Terça-feira, 19 de janeiro: Uma nota do Procurador Geral da República, Augusto Aras, causou perplexidade geral. Diante da pressão para avaliar ilicitudes do Presidente da República, a PGR lançou nota não apenas se eximindo, ao atribuir a função de julgá-las unicamente ao Poder Legislativo, mas complementou com uma menção ao chamado estado de defesa: “o estado de calamidade é a antessala do estado de defesa” declarou a PGR. O chamado “estado de defesa” é um dispositivo constitucional (previsto no artigo 136 da Constituição) para casos de “instabilidade institucional”. Não sabemos a intenção e o cálculo de Aras ao jogar no ar tal possibilidade. Sua invocação, no entanto, não deve passar despercebida.

Sinais na mesma direção dos acima relatados abundam, como, por exemplo, o resgatado projeto de lei que altera o poder dos estados sobre suas forças policiais ao propor alterações na forma de nomear seus comandantes. A proposta, que sugere alterações na estrutura das polícias, embora parta do Parlamento, possui origem e é afinada com as pretensões do Governo Federal e na prática reduziria o poder dos governadores sobre suas polícias. Tal projeto, que passou quase despercebido, pode ser entendido no contexto da guerra aberta de Bolsonaro com os governadores e, o que é mais grave, na aparente tentativa de controle e influência sobre a Polícia Militar, braço armado do Estado.

A listagem acima se limita ao recém iniciado ano de 2021. Se estendermos o período e também a natureza das ações do governo Bolsonaro, vale mencionar os questionamentos públicos sobre a legitimidade do processo eleitoral, gesto inaceitável ao colocar sob suspeita o funcionamento da democracia mesmo em sua versão minimalista. Os efeitos de um gesto como esse são perigosos, como notaram recentemente os EUA ao temer por um momento a observância do preceito mais elementar do jogo democrático: Aquele que perde as eleições reconhece a derrota e vai para casa.

Vale aqui então frisar uma lição aprendida com experiências recentes e assim enunciada por Przeworski: “[…] democracias não dispõem de mecanismos institucionais que impedem que elas sejam subvertidas por governos devidamente eleitos segundo normas constitucionais”. Diante disso, importa o modo como seremos capazes de perceber os efeitos cumulativos de determinadas medidas no futuro e a capacidade de resposta das instituições frente às medidas autoritárias do presidente da república. Importa também a capacidade de mobilização da oposição e da população em geral, o que pode mudar o espaço de ação ou aumentar o risco das jogadas autoritárias para o próprio governo, fazendo-o recuar.

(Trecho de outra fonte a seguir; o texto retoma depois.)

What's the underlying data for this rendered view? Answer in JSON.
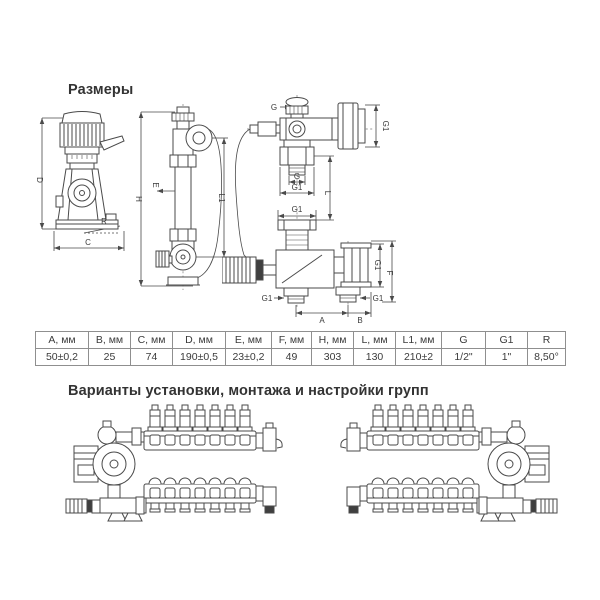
{
  "page": {
    "background": "#ffffff",
    "line_color": "#4a4a4a",
    "text_color": "#333333"
  },
  "sections": {
    "dimensions_title": "Размеры",
    "variants_title": "Варианты установки, монтажа и настройки групп"
  },
  "drawings": {
    "side_view": {
      "labels": {
        "D": "D",
        "R": "R",
        "C": "C"
      }
    },
    "front_view": {
      "labels": {
        "H": "H",
        "E": "E",
        "L1": "L1"
      }
    },
    "port_view": {
      "labels": {
        "G_top": "G",
        "G1_flange": "G1",
        "G_thread": "G",
        "G1_union": "G1",
        "L": "L"
      }
    },
    "valve_view": {
      "labels": {
        "G1_top": "G1",
        "G1_side": "G1",
        "F": "F",
        "G1_left": "G1",
        "G1_right": "G1",
        "A": "A",
        "B": "B"
      }
    }
  },
  "table": {
    "headers": [
      "A, мм",
      "B, мм",
      "C, мм",
      "D, мм",
      "E, мм",
      "F, мм",
      "H, мм",
      "L, мм",
      "L1, мм",
      "G",
      "G1",
      "R"
    ],
    "values": [
      "50±0,2",
      "25",
      "74",
      "190±0,5",
      "23±0,2",
      "49",
      "303",
      "130",
      "210±2",
      "1/2\"",
      "1\"",
      "8,50°"
    ]
  }
}
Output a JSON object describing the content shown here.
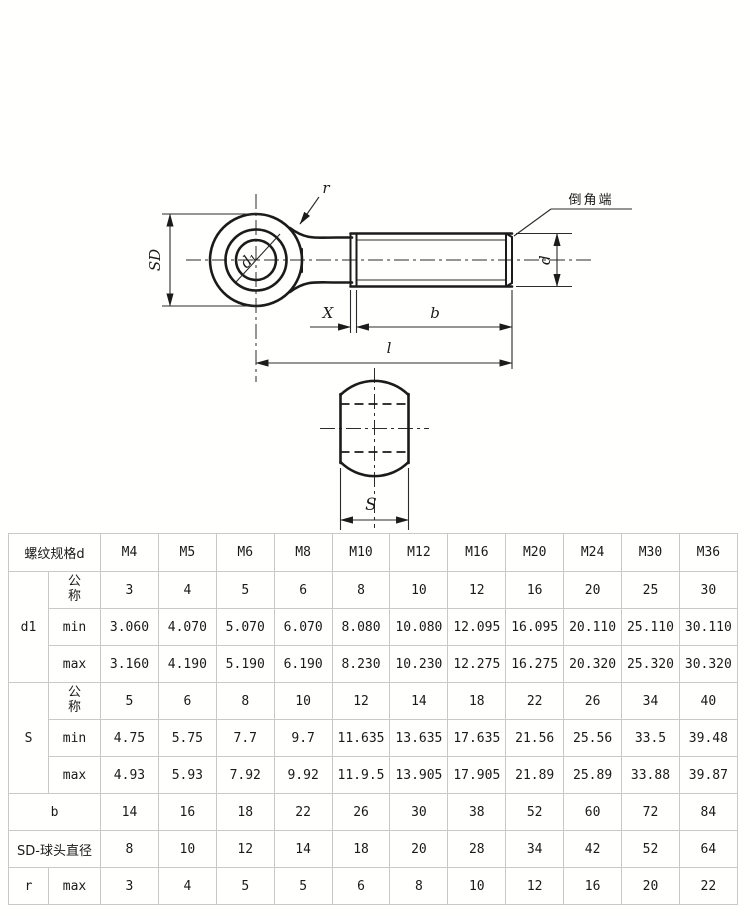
{
  "drawing": {
    "labels": {
      "fillet_radius": "r",
      "chamfer_end": "倒角端",
      "head_diameter": "SD",
      "hole_diameter": "d₁",
      "thread_diameter": "d",
      "thread_runout": "X",
      "thread_length": "b",
      "total_length": "l",
      "width_across_flats": "S"
    }
  },
  "table": {
    "header": {
      "spec_label": "螺纹规格d",
      "sizes": [
        "M4",
        "M5",
        "M6",
        "M8",
        "M10",
        "M12",
        "M16",
        "M20",
        "M24",
        "M30",
        "M36"
      ]
    },
    "row_labels": {
      "d1": "d1",
      "s": "S",
      "b": "b",
      "sd": "SD-球头直径",
      "r": "r",
      "nominal": "公称",
      "min": "min",
      "max": "max"
    },
    "values": {
      "d1_nominal": [
        "3",
        "4",
        "5",
        "6",
        "8",
        "10",
        "12",
        "16",
        "20",
        "25",
        "30"
      ],
      "d1_min": [
        "3.060",
        "4.070",
        "5.070",
        "6.070",
        "8.080",
        "10.080",
        "12.095",
        "16.095",
        "20.110",
        "25.110",
        "30.110"
      ],
      "d1_max": [
        "3.160",
        "4.190",
        "5.190",
        "6.190",
        "8.230",
        "10.230",
        "12.275",
        "16.275",
        "20.320",
        "25.320",
        "30.320"
      ],
      "s_nominal": [
        "5",
        "6",
        "8",
        "10",
        "12",
        "14",
        "18",
        "22",
        "26",
        "34",
        "40"
      ],
      "s_min": [
        "4.75",
        "5.75",
        "7.7",
        "9.7",
        "11.635",
        "13.635",
        "17.635",
        "21.56",
        "25.56",
        "33.5",
        "39.48"
      ],
      "s_max": [
        "4.93",
        "5.93",
        "7.92",
        "9.92",
        "11.9.5",
        "13.905",
        "17.905",
        "21.89",
        "25.89",
        "33.88",
        "39.87"
      ],
      "b": [
        "14",
        "16",
        "18",
        "22",
        "26",
        "30",
        "38",
        "52",
        "60",
        "72",
        "84"
      ],
      "sd": [
        "8",
        "10",
        "12",
        "14",
        "18",
        "20",
        "28",
        "34",
        "42",
        "52",
        "64"
      ],
      "r_max": [
        "3",
        "4",
        "5",
        "5",
        "6",
        "8",
        "10",
        "12",
        "16",
        "20",
        "22"
      ]
    }
  }
}
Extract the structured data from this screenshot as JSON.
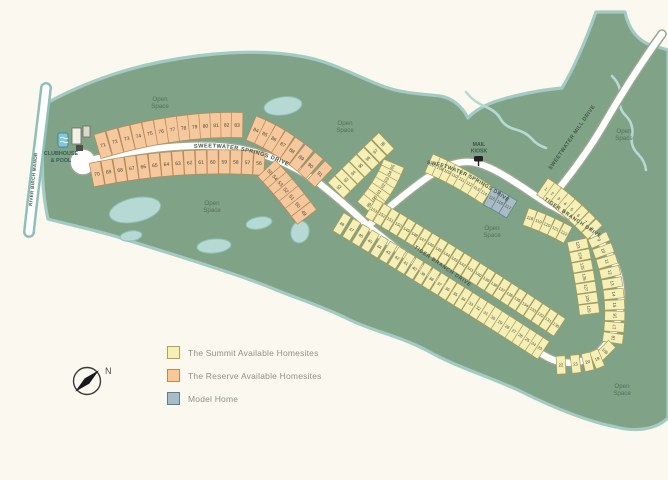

Os alertas feitos acima podem soar ingênuos para o leitor que lembra muito bem das falas do atual presidente sobre fuzilar o então presidente Fernando Henrique Cardoso, ou “metralhar a petralhada”, como dito em campanha presidencial de 2018. Há infindáveis exemplos da personalidade autoritária e violenta do atual presidente. Mesmo sendo notória, parte do país optou por ela. Não se trata, no entanto, de investigar sua personalidade – lamentável sob todos os aspectos – mas sim observar as jogadas do tabuleiro político e as possibilidades de resistência. Seguindo a parcimônia explicativa de Przeworski, não há inevitabilidades na história da política. Ela é marcada por contingências. Por isso não podemos nem afirmar que a democracia está condenada à morte no Brasil e nem afirmar que está tudo bem pois “as instituições estão funcionando”. Olhando para o Brasil, penso que Przeworski diria, a seu modo quase coloquial: As instituições podem até estar funcionando. Mas tem alguma coisa acontecendo. É preciso interpretar os sinais e se mover politicamente para evitar um desfecho autoritário. Antes que seja tarde demais.


[1] PRZEWORSKI, A. Crises da democracia. 1ª ed. Rio de Janeiro: Zahar, 2020

Observação: Esse conteúdo não representa, necessariamente, a opinião da Fundação Podemos.